Determine the number of data slices that the system will have after expansion. You can obtain this from IBM or by multiplying the number of SPU enclosures by 96. For example, if expanding to a Base+8 system, the new data slice count is 768.
Tip: To calculate new data slice count: number of SPU enclosures * 96.

Run the following command to determine whether all tables can be redistributed by using online redistribution. Use the output when choosing a distribution method in Redistribution methods.

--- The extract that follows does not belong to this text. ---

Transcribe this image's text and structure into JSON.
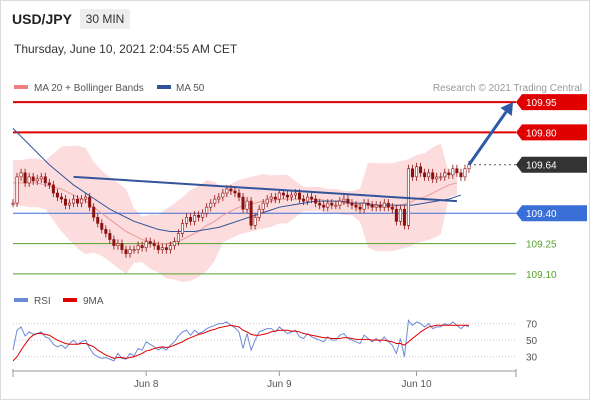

/nz/support/bin/nz_redistribute -SpaceEstimate <new data slice count>

Output

If there is sufficient disk space to redistribute all tables online:

nz_redistribute -SpaceEstimate <new data slice count>

     # Of Dataslices
     --------------------
        Before Expansion:  120
         After Expansion:  160

     Dataslice Sizing
     --------------------
          Total Capacity:  195.31  GiB
              USED (max):  133.64  GiB
              FREE (min):   61.66  GiB

     Largest Table
     --------------------
                    Name:  SAMPLE_DATABASE.ADMIN.CUSTOMER_ORDERS
      DSlice AVG Storage:   21.07  GiB
      DSlice MAX Storage:   27.95  GiB

     Estimation Summation
     --------------------
     Total space needed (per dataslice) to do the online redistribution:  128.19  GiB

      Should be adequate:   67.12  GiB  to spare

If the disk space is insufficient to redistribute all tables online:

nz_redistribute -SpaceEstimate <new data slice count>

     # Of Dataslices
     --------------------
        Before Expansion:  120
         After Expansion:  160

     Dataslice Sizing
     --------------------
          Total Capacity:  195.31  GiB
              USED (max):  181.02  GiB
              FREE (min):   14.29  GiB

     Largest Table
     --------------------
                    Name:  SAMPLE_DATABASE.ADMIN.WEB_HITS
      DSlice AVG Storage:   50.83  GiB
      DSlice MAX Storage:   61.56  GiB

     Estimation Summation
     --------------------
     Total space needed (per dataslice) to do the online redistribution:  197.33  GiB

         INSUFFICIENT BY:    2.02  GiB

Proceed to Redistribution methods, or try to free up more disk space to cover the INSUFFICIENT BY amount per data slice and then repeat the

nz_redistribute
-SpaceEstimate

command before choosing the redistribution method.